Monday, May 08, 2006

A Rainbow of Redneck color

Columbia is a strange town. We're small enough to have big redneck hics and big enough to have enough diversity that lots of people feel good about hanging the rainbow coalition flag outside their door. It seems on some rides you experince all the rednecks- screaming at you, sometimes throwing beer bottles, screaming at you, swerving towards you, screaming at you... I hate those rides. I get home feeling lucky to be alive. Then somedays it's like every one you encounter is waving and smiling like you're some friend of theirs.
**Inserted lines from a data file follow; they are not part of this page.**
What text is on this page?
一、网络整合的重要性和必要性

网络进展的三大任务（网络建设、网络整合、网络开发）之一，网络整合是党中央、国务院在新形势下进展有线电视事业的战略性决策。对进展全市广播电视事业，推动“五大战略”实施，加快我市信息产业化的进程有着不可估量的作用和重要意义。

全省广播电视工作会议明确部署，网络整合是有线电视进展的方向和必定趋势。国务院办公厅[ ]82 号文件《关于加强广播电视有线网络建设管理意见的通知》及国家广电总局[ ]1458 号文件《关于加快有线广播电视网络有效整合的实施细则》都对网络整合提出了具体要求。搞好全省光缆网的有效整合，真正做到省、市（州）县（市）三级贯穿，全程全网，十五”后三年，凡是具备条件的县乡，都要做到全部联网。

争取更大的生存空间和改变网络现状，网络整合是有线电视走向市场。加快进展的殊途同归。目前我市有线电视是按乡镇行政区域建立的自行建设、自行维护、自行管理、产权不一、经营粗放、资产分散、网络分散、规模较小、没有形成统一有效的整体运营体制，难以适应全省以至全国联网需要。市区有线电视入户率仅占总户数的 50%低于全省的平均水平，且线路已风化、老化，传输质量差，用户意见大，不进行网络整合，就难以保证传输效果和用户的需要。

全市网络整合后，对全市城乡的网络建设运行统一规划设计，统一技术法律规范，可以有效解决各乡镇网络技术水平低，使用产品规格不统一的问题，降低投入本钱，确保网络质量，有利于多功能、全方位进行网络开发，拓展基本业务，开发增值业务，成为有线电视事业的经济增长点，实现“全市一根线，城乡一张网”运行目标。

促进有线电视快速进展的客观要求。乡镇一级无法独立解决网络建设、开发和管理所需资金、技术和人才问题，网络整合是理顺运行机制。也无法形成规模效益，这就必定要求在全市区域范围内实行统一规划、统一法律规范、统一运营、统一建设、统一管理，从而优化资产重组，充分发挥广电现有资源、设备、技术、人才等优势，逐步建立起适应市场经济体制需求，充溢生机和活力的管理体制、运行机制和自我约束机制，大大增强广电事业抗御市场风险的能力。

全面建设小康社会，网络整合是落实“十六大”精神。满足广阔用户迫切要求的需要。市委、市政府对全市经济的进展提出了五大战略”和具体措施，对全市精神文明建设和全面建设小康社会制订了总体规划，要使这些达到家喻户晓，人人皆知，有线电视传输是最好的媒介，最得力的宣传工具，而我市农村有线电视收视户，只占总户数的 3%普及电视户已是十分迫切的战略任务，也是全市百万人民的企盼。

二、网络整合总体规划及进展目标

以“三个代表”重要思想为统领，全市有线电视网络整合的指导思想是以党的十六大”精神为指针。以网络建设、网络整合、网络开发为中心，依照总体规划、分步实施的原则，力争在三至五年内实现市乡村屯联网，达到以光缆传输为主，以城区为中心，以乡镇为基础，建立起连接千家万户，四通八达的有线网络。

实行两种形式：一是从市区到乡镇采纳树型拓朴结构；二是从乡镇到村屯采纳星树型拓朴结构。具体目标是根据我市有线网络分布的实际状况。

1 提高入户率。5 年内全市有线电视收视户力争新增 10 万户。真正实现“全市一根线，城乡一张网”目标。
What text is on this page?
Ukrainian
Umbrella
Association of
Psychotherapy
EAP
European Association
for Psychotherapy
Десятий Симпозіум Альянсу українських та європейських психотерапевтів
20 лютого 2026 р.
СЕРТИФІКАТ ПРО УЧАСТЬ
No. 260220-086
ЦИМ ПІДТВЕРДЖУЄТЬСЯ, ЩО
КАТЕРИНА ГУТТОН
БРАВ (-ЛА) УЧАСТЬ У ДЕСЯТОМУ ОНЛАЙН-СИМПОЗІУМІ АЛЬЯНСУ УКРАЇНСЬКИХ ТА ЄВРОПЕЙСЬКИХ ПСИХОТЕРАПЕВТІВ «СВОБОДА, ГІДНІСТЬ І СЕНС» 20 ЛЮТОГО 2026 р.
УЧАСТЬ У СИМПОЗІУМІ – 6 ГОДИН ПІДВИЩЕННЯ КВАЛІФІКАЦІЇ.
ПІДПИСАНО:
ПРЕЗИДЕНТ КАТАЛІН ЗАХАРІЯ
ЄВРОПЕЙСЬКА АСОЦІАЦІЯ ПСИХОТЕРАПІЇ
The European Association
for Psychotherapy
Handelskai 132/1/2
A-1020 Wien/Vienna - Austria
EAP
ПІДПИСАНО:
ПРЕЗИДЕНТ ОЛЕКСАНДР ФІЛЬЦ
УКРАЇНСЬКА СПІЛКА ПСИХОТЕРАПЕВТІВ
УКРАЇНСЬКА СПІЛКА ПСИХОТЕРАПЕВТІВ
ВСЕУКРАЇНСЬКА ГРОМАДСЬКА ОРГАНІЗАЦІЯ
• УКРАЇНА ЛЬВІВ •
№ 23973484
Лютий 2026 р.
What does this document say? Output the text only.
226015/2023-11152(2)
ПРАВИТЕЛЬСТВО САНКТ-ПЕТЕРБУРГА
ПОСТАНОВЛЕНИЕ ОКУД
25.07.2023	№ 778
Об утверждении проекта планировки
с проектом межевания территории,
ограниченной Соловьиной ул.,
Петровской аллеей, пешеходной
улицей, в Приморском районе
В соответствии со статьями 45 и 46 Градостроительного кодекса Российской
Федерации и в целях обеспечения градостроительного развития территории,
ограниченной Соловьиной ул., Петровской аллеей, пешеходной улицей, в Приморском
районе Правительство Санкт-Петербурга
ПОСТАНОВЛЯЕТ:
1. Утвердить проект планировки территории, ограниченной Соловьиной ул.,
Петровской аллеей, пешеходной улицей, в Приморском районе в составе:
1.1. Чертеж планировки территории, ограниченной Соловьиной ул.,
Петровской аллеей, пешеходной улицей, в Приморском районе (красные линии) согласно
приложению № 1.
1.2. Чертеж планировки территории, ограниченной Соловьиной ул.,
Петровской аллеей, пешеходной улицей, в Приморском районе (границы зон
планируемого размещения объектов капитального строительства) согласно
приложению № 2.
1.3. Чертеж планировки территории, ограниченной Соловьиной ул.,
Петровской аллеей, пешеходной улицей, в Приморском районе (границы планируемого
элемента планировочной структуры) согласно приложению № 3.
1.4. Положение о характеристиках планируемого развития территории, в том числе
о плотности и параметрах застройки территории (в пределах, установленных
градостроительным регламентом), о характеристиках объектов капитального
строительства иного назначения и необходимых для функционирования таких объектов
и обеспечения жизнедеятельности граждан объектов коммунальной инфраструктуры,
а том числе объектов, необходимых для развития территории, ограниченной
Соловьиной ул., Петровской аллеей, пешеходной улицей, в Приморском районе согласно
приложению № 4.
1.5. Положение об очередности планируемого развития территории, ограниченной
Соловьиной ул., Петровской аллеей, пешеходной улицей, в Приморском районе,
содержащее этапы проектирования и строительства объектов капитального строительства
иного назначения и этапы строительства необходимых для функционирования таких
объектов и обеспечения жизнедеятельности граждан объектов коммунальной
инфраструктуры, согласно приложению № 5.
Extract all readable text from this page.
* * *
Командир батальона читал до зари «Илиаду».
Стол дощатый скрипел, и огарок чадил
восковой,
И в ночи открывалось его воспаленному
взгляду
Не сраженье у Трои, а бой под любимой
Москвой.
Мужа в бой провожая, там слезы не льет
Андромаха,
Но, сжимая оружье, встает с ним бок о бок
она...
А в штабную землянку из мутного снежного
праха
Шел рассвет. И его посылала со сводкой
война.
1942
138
I don't know what determines one day from the next on who you're going to meet up with, but a couple of days ago I got the ultimate mix.
I'm out riding, everything going fine, and I had just turned into a nice tailwind. All of a sudden I look up and there's a monster truck 4X4 in my lane headed straight for me. It was close enough I was just about to take the ditch when he swerved back to his side. So as he passed I did what I shouldn't do and gave him the finger. He and his buddy were smiling and laughing. I guess he didn't realize that "shit happens" and although he probably didn't have any true intention of hitting me, he could have easily killed me with a small miscalculation of throttle or wheel. That's like putting a gun to your head that you're 100% sure isn't loaded and blowing your brains out. Oops! So I was pissed and reacted. Probably a mistake because I quickly realized he could easily turn around and come back for the kill since I had nowhere to hide or run. It was just open ground. I kept riding and looking over my shoulder and decided I better get off the road. I hopped on the trail and started making my way home. It was cool because I hadn't been on the trail since winter. I'm just riding along and thinking about the incident when I notice my ride is getting really comfortable and cushy. Mostly flat tired feel that way. I wasn't worried or pissed at this point. I was just happy to be alive- besides, I wasn't far from town and I was just crusing at this point. I pull over and start to change my flat. Tools out, wheel off, in the shade. The first flat I've had on this particular bike. I'm in the middle of pulling out the flat tube when I hear, "Hey, you got a problem?" I'm thinking, "By words, that sounds like it could be a redneck with a tire iron ready to bash in my head. But the tone says, "Need some help?"" I look up and it's the freakin' Mayor of Columbia. Just an aside- have you ever noticed he looks like Alfred E. Neuman? Not making fun of him- just an observation. To make a long story longer, he just checked to see if I needed anything. I told him I had what I needed and thanks- so he rolled on. Nice of him to stop though huh? Columbia has it all.

2 comments:

Prozenberger said...

The middle finger is my preferred choice of communication on my bike.

Alicia said...

It's pretty much Jason's choice of communication - period.